|Topic Review (Newest First)|
|11-24-2006 01:30 PM|
Sea Chest in Riviera Beach Florida, speak to Nancy (owner/operator). I live in Miami but rather go to them than Sailorman, thoss guys are pain rude and priced way too high. If you wanna cry, look into he 300 plus vessels that are being scrapped (nothing can be removed) in the keys. My brother told me of the twenty or so boat that were lined up for crushing, and said that they had winches, windlasses, mast, rigging, etc. in good to very good condition. ecently two of the salvage operators were arrested for taking a few parts.. talk about a waste.
|08-29-2006 05:21 PM|
|btrayfors||Bacon's in Annapolis.|
|08-29-2006 05:16 PM|
|svindigo||Minney's Yacht Surplus in Newport Beach CA. It's all there you just have to find it.|
|08-28-2006 02:57 PM|
would be good to consolidate links like that
I have that other thread started, as a reminder. Best Deal You Ever Found.
|08-28-2006 01:53 PM|
|camaraderie||Sailorman in Ft.
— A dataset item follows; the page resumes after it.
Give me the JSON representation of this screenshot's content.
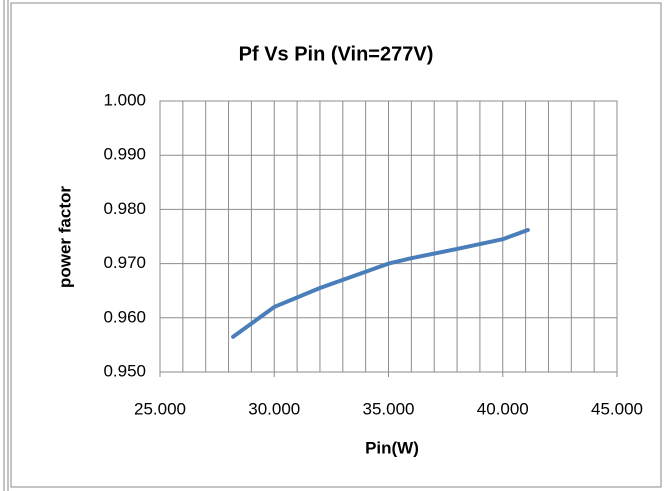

Lauderdale and Sailor's exchange in St. Augustine are 2 such places.|
|08-28-2006 09:19 AM|
NYC and Miami
There are such places in NYC and Miami. The names escape me at the momnet. The ones I am thinking of are not directly related to disaster boats but more a funtions of many boats in a small area over time.
|08-28-2006 08:35 AM|
Sources for salvaged parts
I am kind of curious about what happens to boats that are completely destroyed by hurricanes. I know that many entire boats go on the auction block by insurers, but what happens to all the parts and rigging of boats that are a total loss?
Are there companies that specialize in stripping deck fittings, ports, winches, windlasses, etc, from storm damaged boats and sell them in an aftermarket or 'gray' market?